Donald was a founding member of Optometry Scotland, which represents the views of the sector to the Scottish Government. The organisation has successfully lobbied on a number of key issues resulting in a world-leading contract for eye examinations in 2006 and Scottish Government funding of £1 million per year for the development of an optometry education programme through NHS Education for Scotland, where he now serves as programme director.
He was also a founding director of Optometric Educators, an organisation that focused on high quality education in the profession.

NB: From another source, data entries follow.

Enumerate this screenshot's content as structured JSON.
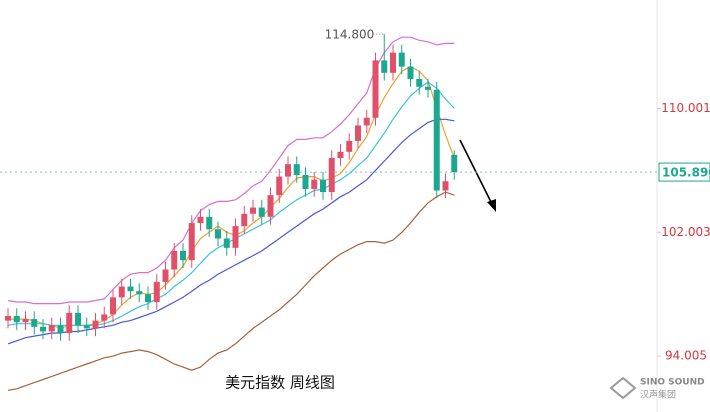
{
  "chart_data": {
    "type": "candlestick",
    "title": "美元指数 周线图",
    "ylim": [
      90.4,
      117.0
    ],
    "yticks": [
      94.005,
      102.003,
      110.001
    ],
    "last_price": {
      "value": 105.89,
      "label": "105.890"
    },
    "annotations": [
      {
        "label": "114.800",
        "value": 114.8
      }
    ],
    "up_color": "#e0506a",
    "down_color": "#1aa88f",
    "open": [
      96.3,
      96.6,
      96.2,
      96.4,
      95.9,
      95.6,
      96.0,
      95.5,
      96.8,
      96.0,
      95.8,
      96.3,
      96.7,
      97.8,
      98.5,
      98.2,
      98.0,
      97.5,
      98.8,
      99.6,
      100.8,
      100.2,
      102.6,
      103.0,
      102.2,
      101.6,
      101.0,
      102.4,
      103.2,
      103.6,
      103.0,
      104.4,
      105.6,
      106.4,
      105.7,
      104.8,
      105.4,
      104.6,
      106.8,
      107.2,
      107.9,
      108.9,
      109.4,
      113.1,
      112.3,
      113.6,
      112.7,
      111.9,
      111.4,
      111.2,
      104.7,
      107.0
    ],
    "high": [
      97.1,
      97.1,
      96.9,
      96.9,
      96.4,
      96.5,
      96.5,
      97.3,
      97.3,
      96.5,
      96.8,
      97.2,
      98.3,
      99.0,
      99.0,
      98.7,
      98.5,
      99.3,
      100.1,
      101.3,
      101.3,
      103.1,
      103.5,
      103.5,
      102.7,
      102.1,
      102.9,
      103.7,
      104.1,
      104.1,
      104.9,
      106.1,
      106.9,
      106.9,
      106.2,
      105.9,
      105.9,
      107.3,
      107.7,
      108.4,
      109.4,
      109.9,
      113.6,
      114.8,
      114.1,
      114.1,
      113.2,
      112.4,
      111.9,
      111.7,
      105.8,
      107.3
    ],
    "low": [
      95.8,
      95.7,
      95.7,
      95.4,
      95.1,
      95.1,
      95.0,
      95.0,
      95.5,
      95.3,
      95.3,
      95.8,
      96.2,
      97.3,
      97.7,
      97.5,
      97.0,
      97.0,
      98.3,
      99.1,
      99.7,
      99.7,
      102.1,
      101.7,
      101.1,
      100.5,
      100.5,
      101.9,
      102.7,
      102.5,
      102.5,
      103.9,
      105.1,
      105.2,
      104.3,
      104.3,
      104.1,
      104.1,
      106.3,
      106.7,
      107.4,
      108.4,
      108.9,
      111.8,
      111.8,
      112.2,
      111.4,
      110.9,
      110.7,
      104.2,
      104.2,
      105.4
    ],
    "close": [
      96.6,
      96.2,
      96.4,
      95.9,
      95.6,
      96.0,
      95.5,
      96.8,
      96.0,
      95.8,
      96.3,
      96.7,
      97.8,
      98.5,
      98.2,
      98.0,
      97.5,
      98.8,
      99.6,
      100.8,
      100.2,
      102.6,
      103.0,
      102.2,
      101.6,
      101.0,
      102.4,
      103.2,
      103.6,
      103.0,
      104.4,
      105.6,
      106.4,
      105.7,
      104.8,
      105.4,
      104.6,
      106.8,
      107.2,
      107.9,
      108.9,
      109.4,
      113.1,
      112.3,
      113.6,
      112.7,
      111.9,
      111.4,
      111.2,
      104.7,
      105.3,
      105.89
    ],
    "series": [
      {
        "color": "#d86fd0",
        "values": [
          97.6,
          97.5,
          97.5,
          97.4,
          97.4,
          97.4,
          97.4,
          97.5,
          97.5,
          97.5,
          97.6,
          97.7,
          98.3,
          98.9,
          99.3,
          99.4,
          99.4,
          99.7,
          100.2,
          101.0,
          101.5,
          102.6,
          103.4,
          103.8,
          104.0,
          104.0,
          104.1,
          104.5,
          105.0,
          105.3,
          106.0,
          106.8,
          107.6,
          108.0,
          108.0,
          108.1,
          108.1,
          108.5,
          109.0,
          109.6,
          110.3,
          111.0,
          112.6,
          113.6,
          114.3,
          114.6,
          114.6,
          114.4,
          114.3,
          114.1,
          114.2,
          114.2
        ]
      },
      {
        "color": "#f0a030",
        "values": [
          96.4,
          96.4,
          96.4,
          96.3,
          96.1,
          96.0,
          95.8,
          96.0,
          96.0,
          96.0,
          96.1,
          96.3,
          96.7,
          97.3,
          97.8,
          98.1,
          98.0,
          98.1,
          98.6,
          99.2,
          99.8,
          100.8,
          101.6,
          102.0,
          102.4,
          102.0,
          101.8,
          102.1,
          102.6,
          103.0,
          103.6,
          104.2,
          104.9,
          105.5,
          105.6,
          105.6,
          105.3,
          105.5,
          105.8,
          106.5,
          107.4,
          108.2,
          109.6,
          110.7,
          111.6,
          112.4,
          112.7,
          112.4,
          111.8,
          110.0,
          108.3,
          106.8
        ]
      },
      {
        "color": "#3cc4d8",
        "values": [
          96.0,
          96.1,
          96.1,
          96.1,
          96.1,
          96.0,
          96.0,
          96.0,
          96.0,
          96.0,
          96.0,
          96.1,
          96.3,
          96.6,
          96.9,
          97.2,
          97.4,
          97.7,
          98.0,
          98.5,
          98.9,
          99.4,
          100.0,
          100.6,
          101.0,
          101.3,
          101.6,
          101.9,
          102.2,
          102.5,
          102.8,
          103.3,
          103.7,
          104.1,
          104.4,
          104.7,
          104.8,
          105.1,
          105.4,
          105.8,
          106.3,
          106.8,
          107.6,
          108.4,
          109.3,
          110.1,
          110.8,
          111.3,
          111.7,
          111.3,
          110.6,
          110.0
        ]
      },
      {
        "color": "#4a58d8",
        "values": [
          94.8,
          95.0,
          95.2,
          95.3,
          95.4,
          95.5,
          95.5,
          95.6,
          95.6,
          95.7,
          95.8,
          95.9,
          96.0,
          96.2,
          96.3,
          96.5,
          96.7,
          96.9,
          97.2,
          97.5,
          97.8,
          98.2,
          98.6,
          98.9,
          99.3,
          99.6,
          99.9,
          100.2,
          100.5,
          100.8,
          101.2,
          101.6,
          102.0,
          102.4,
          102.8,
          103.2,
          103.5,
          103.9,
          104.3,
          104.6,
          105.0,
          105.4,
          106.0,
          106.6,
          107.2,
          107.8,
          108.3,
          108.7,
          109.1,
          109.3,
          109.3,
          109.2
        ]
      },
      {
        "color": "#a8623a",
        "values": [
          91.8,
          91.9,
          92.1,
          92.3,
          92.5,
          92.7,
          92.9,
          93.1,
          93.3,
          93.5,
          93.7,
          93.9,
          94.0,
          94.2,
          94.3,
          94.4,
          94.3,
          94.1,
          93.8,
          93.5,
          93.3,
          93.1,
          93.3,
          93.8,
          94.2,
          94.4,
          94.8,
          95.3,
          95.8,
          96.2,
          96.6,
          97.0,
          97.5,
          98.0,
          98.6,
          99.2,
          99.7,
          100.2,
          100.6,
          100.9,
          101.2,
          101.4,
          101.4,
          101.3,
          101.5,
          102.0,
          102.6,
          103.3,
          103.9,
          104.3,
          104.6,
          104.4
        ]
      }
    ]
  },
  "logo": {
    "name": "SINO SOUND",
    "subtitle": "汉声集团"
  }
}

Donald retired as managing director of Cameron Optometry after a career in the profession spanning more than 35 years,
The company, currently the largest independent optometry and contact lens practice in Scotland, is now run by his son Ian. Last year it was awarded the title of UK Practice of the Year by the Association of Optometrists (AOP).

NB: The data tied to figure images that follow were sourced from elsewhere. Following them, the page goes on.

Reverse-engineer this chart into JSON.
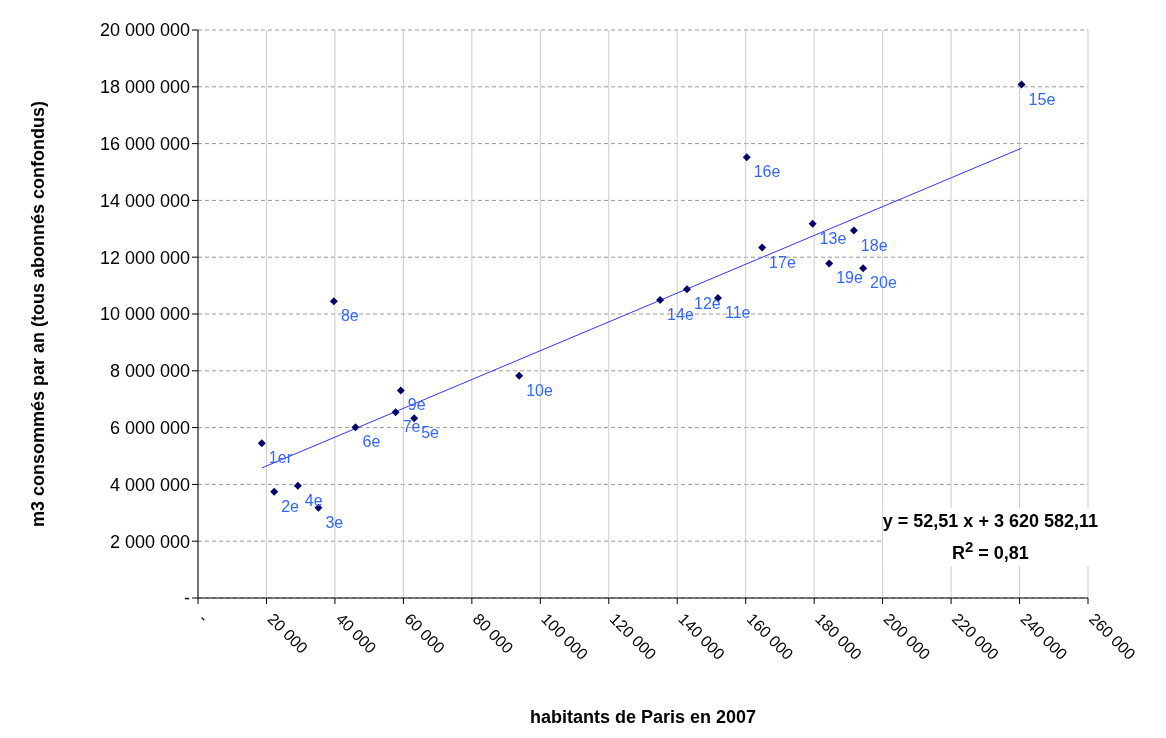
{
  "chart_data": {
    "type": "scatter",
    "xlabel": "habitants de Paris en 2007",
    "ylabel": "m3 consommés par an (tous abonnés confondus)",
    "xlim": [
      0,
      260000
    ],
    "xticks": [
      {
        "value": 0,
        "label": "-"
      },
      {
        "value": 20000,
        "label": "20 000"
      },
      {
        "value": 40000,
        "label": "40 000"
      },
      {
        "value": 60000,
        "label": "60 000"
      },
      {
        "value": 80000,
        "label": "80 000"
      },
      {
        "value": 100000,
        "label": "100 000"
      },
      {
        "value": 120000,
        "label": "120 000"
      },
      {
        "value": 140000,
        "label": "140 000"
      },
      {
        "value": 160000,
        "label": "160 000"
      },
      {
        "value": 180000,
        "label": "180 000"
      },
      {
        "value": 200000,
        "label": "200 000"
      },
      {
        "value": 220000,
        "label": "220 000"
      },
      {
        "value": 240000,
        "label": "240 000"
      },
      {
        "value": 260000,
        "label": "260 000"
      }
    ],
    "ylim": [
      0,
      20000000
    ],
    "yticks": [
      {
        "value": 0,
        "label": "-"
      },
      {
        "value": 2000000,
        "label": "2 000 000"
      },
      {
        "value": 4000000,
        "label": "4 000 000"
      },
      {
        "value": 6000000,
        "label": "6 000 000"
      },
      {
        "value": 8000000,
        "label": "8 000 000"
      },
      {
        "value": 10000000,
        "label": "10 000 000"
      },
      {
        "value": 12000000,
        "label": "12 000 000"
      },
      {
        "value": 14000000,
        "label": "14 000 000"
      },
      {
        "value": 16000000,
        "label": "16 000 000"
      },
      {
        "value": 18000000,
        "label": "18 000 000"
      },
      {
        "value": 20000000,
        "label": "20 000 000"
      }
    ],
    "grid": true,
    "legend": false,
    "series": [
      {
        "marker": "diamond",
        "color": "#000066",
        "x": [
          18650,
          22250,
          35190,
          29170,
          63160,
          46010,
          57740,
          39700,
          59250,
          93830,
          151900,
          142850,
          179550,
          135000,
          240600,
          160300,
          164800,
          191600,
          184400,
          194300
        ],
        "values": [
          5450000,
          3740000,
          3180000,
          3950000,
          6330000,
          6010000,
          6540000,
          10450000,
          7310000,
          7830000,
          10560000,
          10870000,
          13180000,
          10490000,
          18080000,
          15520000,
          12340000,
          12940000,
          11780000,
          11610000
        ]
      },
      {
        "type": "line",
        "marker": "none",
        "color": "#3333ff",
        "x": [
          18650,
          240600
        ],
        "values": [
          4580000,
          15840000
        ]
      }
    ],
    "annotations": [
      {
        "text": "1er",
        "x": 18650,
        "y": 5450000
      },
      {
        "text": "2e",
        "x": 22250,
        "y": 3740000
      },
      {
        "text": "3e",
        "x": 35190,
        "y": 3180000
      },
      {
        "text": "4e",
        "x": 29170,
        "y": 3950000
      },
      {
        "text": "5e",
        "x": 63160,
        "y": 6330000
      },
      {
        "text": "6e",
        "x": 46010,
        "y": 6010000
      },
      {
        "text": "7e",
        "x": 57740,
        "y": 6540000
      },
      {
        "text": "8e",
        "x": 39700,
        "y": 10450000
      },
      {
        "text": "9e",
        "x": 59250,
        "y": 7310000
      },
      {
        "text": "10e",
        "x": 93830,
        "y": 7830000
      },
      {
        "text": "11e",
        "x": 151900,
        "y": 10560000
      },
      {
        "text": "12e",
        "x": 142850,
        "y": 10870000
      },
      {
        "text": "13e",
        "x": 179550,
        "y": 13180000
      },
      {
        "text": "14e",
        "x": 135000,
        "y": 10490000
      },
      {
        "text": "15e",
        "x": 240600,
        "y": 18080000
      },
      {
        "text": "16e",
        "x": 160300,
        "y": 15520000
      },
      {
        "text": "17e",
        "x": 164800,
        "y": 12340000
      },
      {
        "text": "18e",
        "x": 191600,
        "y": 12940000
      },
      {
        "text": "19e",
        "x": 184400,
        "y": 11780000
      },
      {
        "text": "20e",
        "x": 194300,
        "y": 11610000
      },
      "y =  52,51   x +  3 620 582,11",
      "R$^{2}$ =  0,81"
    ]
  }
}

Donald, now 60, said it was a great honour to receive the AOP Lifetime Achievement Award. He added: “I see it as recognition of not only the work I have done, but also the work of my colleagues and fellow professionals in Scotland.”
Ian Cameron said: “On a personal level, my dad has always been an inspiration and someone I have greatly admired. I’m delighted that through this award his impressive career has been acknowledged. I have learnt a huge amount from him and through the establishment of the NHS Education for Scotland programme, many others will also benefit from his work in education for years to come.”
Donald’s wife died in 2012 and he recently remarried. Between them, he and his new wife have ten grandchildren.
Outside his professional work, Donald is organist and director of music at Charlotte Baptist Chapel in Rose Street.